Heating Your Summerhouse For Use All Year Round
5th November 2019
Quite often, people mistake a summerhouse only being fit for purpose during the summer but these days, things are very, very different. Summerhouses are now built to almost the same standard as your home, they can be equipped with all the latest mod cons and they are fully insulated in order to prevent the cold from coming in and the heat escaping. So what are your summerhouse heating options and how will they work?
This is one of the most popular options for summerhouses because it does not require any changes to the garden building itself.
Electric radiators are wall-mounted radiators which look a little like a traditional radiator but work using electricity rather than central heating. You will find that a heater of this kind will most probably come as standard with your summerhouse.
Electric oil-filled radiators are often recommended for quick and affordable heating.
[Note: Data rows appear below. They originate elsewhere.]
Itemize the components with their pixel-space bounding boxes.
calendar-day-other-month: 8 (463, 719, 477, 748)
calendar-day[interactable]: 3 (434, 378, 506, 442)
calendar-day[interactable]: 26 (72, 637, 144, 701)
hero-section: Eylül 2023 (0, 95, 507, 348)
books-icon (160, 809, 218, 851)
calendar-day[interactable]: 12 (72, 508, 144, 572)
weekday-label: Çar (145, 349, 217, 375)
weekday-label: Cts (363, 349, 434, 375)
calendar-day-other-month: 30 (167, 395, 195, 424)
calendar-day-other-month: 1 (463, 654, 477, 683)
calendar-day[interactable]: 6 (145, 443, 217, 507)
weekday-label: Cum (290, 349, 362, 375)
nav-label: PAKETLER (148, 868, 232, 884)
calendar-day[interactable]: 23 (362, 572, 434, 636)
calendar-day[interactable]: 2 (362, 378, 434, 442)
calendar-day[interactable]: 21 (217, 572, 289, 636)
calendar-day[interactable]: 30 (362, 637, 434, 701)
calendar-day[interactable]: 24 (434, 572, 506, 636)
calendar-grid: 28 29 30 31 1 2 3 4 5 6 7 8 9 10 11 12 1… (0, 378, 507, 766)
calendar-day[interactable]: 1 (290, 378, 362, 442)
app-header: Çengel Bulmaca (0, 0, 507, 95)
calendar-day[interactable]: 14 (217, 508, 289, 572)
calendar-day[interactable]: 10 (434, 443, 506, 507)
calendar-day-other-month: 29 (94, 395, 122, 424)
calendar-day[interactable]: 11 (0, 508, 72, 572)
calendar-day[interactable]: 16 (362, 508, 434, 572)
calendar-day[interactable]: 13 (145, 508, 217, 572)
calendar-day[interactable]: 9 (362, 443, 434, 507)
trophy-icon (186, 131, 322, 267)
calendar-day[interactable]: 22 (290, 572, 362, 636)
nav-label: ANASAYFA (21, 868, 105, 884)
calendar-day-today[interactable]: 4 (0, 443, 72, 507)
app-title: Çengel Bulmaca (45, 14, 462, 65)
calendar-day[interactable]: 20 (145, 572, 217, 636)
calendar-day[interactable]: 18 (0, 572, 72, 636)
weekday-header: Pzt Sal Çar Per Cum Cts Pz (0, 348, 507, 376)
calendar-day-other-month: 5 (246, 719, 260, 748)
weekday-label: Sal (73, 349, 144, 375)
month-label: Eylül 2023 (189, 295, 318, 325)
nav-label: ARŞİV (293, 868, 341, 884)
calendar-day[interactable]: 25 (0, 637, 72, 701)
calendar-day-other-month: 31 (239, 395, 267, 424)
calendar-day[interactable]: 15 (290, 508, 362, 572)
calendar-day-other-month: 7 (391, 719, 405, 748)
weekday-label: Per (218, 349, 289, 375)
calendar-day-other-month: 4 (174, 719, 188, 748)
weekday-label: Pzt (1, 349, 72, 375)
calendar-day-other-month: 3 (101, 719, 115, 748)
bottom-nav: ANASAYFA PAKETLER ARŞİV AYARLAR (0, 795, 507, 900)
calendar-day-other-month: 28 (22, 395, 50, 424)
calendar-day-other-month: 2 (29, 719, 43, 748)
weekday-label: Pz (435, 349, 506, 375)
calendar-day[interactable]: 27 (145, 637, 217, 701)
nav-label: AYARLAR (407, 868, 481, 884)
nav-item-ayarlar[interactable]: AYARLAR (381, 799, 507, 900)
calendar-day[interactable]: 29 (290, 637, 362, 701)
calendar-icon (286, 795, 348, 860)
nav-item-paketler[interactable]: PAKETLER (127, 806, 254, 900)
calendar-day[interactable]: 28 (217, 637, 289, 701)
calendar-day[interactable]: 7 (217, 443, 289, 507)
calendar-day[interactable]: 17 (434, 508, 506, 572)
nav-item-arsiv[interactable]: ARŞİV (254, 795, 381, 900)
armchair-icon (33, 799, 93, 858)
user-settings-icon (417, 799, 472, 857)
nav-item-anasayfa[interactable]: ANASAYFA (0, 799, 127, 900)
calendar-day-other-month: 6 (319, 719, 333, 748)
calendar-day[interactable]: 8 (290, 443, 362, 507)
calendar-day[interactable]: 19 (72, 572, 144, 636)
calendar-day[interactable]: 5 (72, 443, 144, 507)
They heat up the oil inside of them which then serves as a heat retainer. These are usually found as free-standing units so you can move them around as and when you need them but they will take up space.
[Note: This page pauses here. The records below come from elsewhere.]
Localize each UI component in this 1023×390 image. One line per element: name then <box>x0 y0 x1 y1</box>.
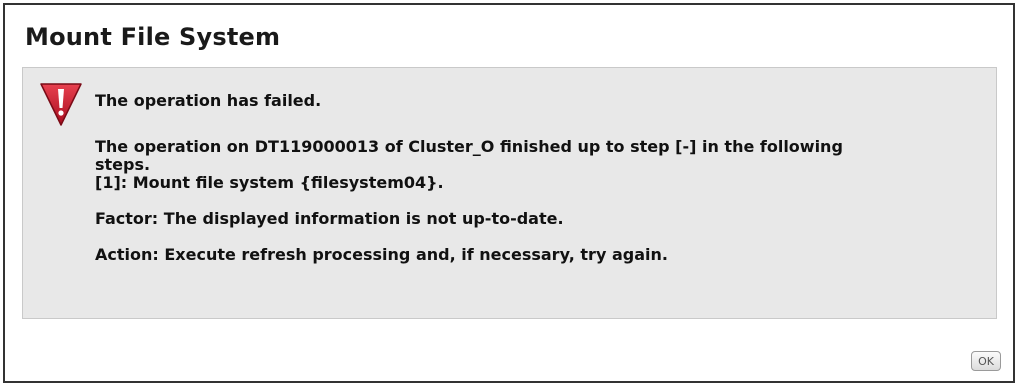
ok-button[interactable]: OK <box>971 351 1001 371</box>
error-factor: Factor: The displayed information is not… <box>95 209 564 228</box>
error-headline: The operation has failed. <box>95 91 322 110</box>
error-message-panel: The operation has failed. The operation … <box>22 67 997 319</box>
error-action: Action: Execute refresh processing and, … <box>95 245 668 264</box>
error-detail-line-1: The operation on DT119000013 of Cluster_… <box>95 137 843 156</box>
dialog-title: Mount File System <box>25 23 281 51</box>
error-message-text: The operation has failed. The operation … <box>95 92 975 264</box>
error-detail-line-2: steps. <box>95 155 151 174</box>
error-step-line: [1]: Mount file system {filesystem04}. <box>95 173 444 192</box>
error-warning-icon <box>40 83 82 126</box>
mount-file-system-dialog: Mount File System The operation has fail… <box>3 3 1015 383</box>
Electric convection heaters are also a popular option for heating your summerhouse. They will heat up the air very quickly and work effectively in smaller spaces.
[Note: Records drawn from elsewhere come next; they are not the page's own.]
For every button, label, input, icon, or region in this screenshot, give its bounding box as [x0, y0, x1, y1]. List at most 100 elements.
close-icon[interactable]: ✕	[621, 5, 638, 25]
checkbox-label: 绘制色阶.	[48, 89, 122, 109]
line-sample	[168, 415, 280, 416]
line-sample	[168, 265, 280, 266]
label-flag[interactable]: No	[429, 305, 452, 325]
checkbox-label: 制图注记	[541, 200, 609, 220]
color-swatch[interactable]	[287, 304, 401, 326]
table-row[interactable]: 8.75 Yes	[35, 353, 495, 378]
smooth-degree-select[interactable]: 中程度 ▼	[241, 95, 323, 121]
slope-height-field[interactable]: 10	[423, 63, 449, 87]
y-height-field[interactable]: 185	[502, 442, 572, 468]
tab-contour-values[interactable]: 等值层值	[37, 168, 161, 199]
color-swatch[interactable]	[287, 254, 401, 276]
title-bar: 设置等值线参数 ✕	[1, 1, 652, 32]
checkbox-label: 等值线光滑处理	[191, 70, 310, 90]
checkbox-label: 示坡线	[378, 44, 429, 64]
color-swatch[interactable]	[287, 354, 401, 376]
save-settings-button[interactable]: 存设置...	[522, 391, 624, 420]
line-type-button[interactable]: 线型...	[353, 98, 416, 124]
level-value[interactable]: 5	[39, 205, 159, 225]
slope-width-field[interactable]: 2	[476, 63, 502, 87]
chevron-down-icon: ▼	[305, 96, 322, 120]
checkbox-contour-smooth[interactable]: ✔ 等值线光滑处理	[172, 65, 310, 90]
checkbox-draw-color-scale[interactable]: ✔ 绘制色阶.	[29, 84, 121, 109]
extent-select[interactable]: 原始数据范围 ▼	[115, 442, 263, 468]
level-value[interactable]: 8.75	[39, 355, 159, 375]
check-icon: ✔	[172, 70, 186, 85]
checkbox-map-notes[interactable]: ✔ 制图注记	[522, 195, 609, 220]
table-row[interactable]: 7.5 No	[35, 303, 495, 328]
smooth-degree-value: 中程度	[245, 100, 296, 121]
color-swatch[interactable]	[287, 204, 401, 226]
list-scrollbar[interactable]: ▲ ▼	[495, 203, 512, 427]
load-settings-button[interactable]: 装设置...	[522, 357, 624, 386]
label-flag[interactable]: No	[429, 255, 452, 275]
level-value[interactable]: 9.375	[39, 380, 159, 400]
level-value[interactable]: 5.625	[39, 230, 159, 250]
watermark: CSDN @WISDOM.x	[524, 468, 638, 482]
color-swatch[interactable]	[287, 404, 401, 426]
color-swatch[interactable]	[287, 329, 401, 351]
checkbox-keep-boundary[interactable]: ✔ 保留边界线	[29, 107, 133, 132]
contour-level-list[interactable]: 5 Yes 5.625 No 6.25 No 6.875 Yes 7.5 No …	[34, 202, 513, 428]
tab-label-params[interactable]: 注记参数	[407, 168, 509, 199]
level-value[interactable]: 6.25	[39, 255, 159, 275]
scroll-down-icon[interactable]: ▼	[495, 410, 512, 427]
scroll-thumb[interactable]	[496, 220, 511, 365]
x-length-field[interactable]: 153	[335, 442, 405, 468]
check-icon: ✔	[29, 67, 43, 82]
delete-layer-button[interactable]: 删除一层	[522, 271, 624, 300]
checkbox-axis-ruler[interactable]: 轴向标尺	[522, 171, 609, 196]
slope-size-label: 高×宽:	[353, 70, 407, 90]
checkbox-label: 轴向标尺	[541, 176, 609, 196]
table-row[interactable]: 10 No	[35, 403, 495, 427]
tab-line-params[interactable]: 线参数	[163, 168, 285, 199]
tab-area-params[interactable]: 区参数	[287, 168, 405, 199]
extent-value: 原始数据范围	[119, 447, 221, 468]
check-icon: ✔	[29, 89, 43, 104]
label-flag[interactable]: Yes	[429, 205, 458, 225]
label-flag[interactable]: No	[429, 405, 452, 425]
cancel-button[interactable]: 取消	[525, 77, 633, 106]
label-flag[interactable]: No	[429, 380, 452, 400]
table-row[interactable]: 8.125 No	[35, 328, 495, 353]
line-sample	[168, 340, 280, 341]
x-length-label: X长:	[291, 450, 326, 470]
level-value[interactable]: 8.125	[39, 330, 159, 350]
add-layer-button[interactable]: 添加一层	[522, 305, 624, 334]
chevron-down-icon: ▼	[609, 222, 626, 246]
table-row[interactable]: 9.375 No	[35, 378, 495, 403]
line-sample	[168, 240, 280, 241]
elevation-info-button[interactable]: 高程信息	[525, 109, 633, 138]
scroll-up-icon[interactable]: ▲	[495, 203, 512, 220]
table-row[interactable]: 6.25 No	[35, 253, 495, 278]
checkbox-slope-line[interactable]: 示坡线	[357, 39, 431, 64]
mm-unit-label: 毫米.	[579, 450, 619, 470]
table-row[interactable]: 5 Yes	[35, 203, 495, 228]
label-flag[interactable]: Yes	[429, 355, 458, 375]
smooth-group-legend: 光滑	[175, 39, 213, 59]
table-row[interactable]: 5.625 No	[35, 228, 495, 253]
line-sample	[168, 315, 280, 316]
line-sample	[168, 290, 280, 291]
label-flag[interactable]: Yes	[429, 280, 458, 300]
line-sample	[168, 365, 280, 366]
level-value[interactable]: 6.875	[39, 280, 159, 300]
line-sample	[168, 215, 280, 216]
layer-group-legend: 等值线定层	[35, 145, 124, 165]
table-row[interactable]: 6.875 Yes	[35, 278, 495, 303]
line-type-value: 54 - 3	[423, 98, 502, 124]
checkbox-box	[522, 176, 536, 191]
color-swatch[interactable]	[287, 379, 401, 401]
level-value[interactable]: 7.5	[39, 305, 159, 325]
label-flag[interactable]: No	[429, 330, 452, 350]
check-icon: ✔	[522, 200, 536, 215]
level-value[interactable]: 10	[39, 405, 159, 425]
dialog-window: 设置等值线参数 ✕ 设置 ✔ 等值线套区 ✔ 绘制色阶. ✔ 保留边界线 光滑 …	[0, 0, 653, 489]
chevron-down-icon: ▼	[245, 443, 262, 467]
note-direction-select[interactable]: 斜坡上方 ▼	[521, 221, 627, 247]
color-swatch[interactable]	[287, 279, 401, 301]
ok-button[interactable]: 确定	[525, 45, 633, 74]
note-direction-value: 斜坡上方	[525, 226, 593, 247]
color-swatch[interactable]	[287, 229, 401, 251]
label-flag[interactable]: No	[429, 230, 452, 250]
Fan heaters are quick at their job and will heat the air nicely which will mean you won’t have to wait to use your summerhouse in the colder weather.
Electrical fireplaces combines the easy and safe handling of electrical heating with having the extra bonus of a stunning fireplace that will look like a real one.
Underfloor Heating This is a modern and popular way of heating rooms in your home such as your kitchen, but with the right type of flooring and electrical connection, your summerhouse will be warm and toasty during the winter with this choice of heating.
You can achieve gas heating in two ways. One is to have a portable gas canister which could be used to fuel a heater or you may have the funds to link your gas pipes up from your home to your summerhouse in order to provide central heating in here too. This would need to be fully investigated, installed and safety checked by a fully-certified gas supplier.
A log burner may look pretty and give your summerhouse that charm, but you will need to do your research before installing this type of heating. You will need to ensure that planning permission allows you to use a heater that produces smoke, you will need to check the size of the flue is correct for this heating option, that there will not be smoke going towards a neighbours home and that all safety aspects are taken into account, for example, a carbon monoxide alarm, fire safety tools and so on.
Oil Burners are considered to be more outdated these days but if your home already runs off of this type of heating you may be able to extend this out to your summerhouse.
Solar panels on the roof of your summerhouse will not only help the environment, but they will also help you to heat your building. Transferring this energy into electricity will allow you to use this in your building and if you choose to add more to your home, you will be able to utilise this further. This will also eventually help you out financially.
Other areas to consider include ensuring that the summerhouse company who construct your build fully insulate the walls, flooring and ceiling, that you choose high quality double or triple glazed doors and windows as well as good quality materials. If you can achieve all of this and find a heating system that will work effectively for you, you will have a cosy, warm summerhouse that can be used all year round.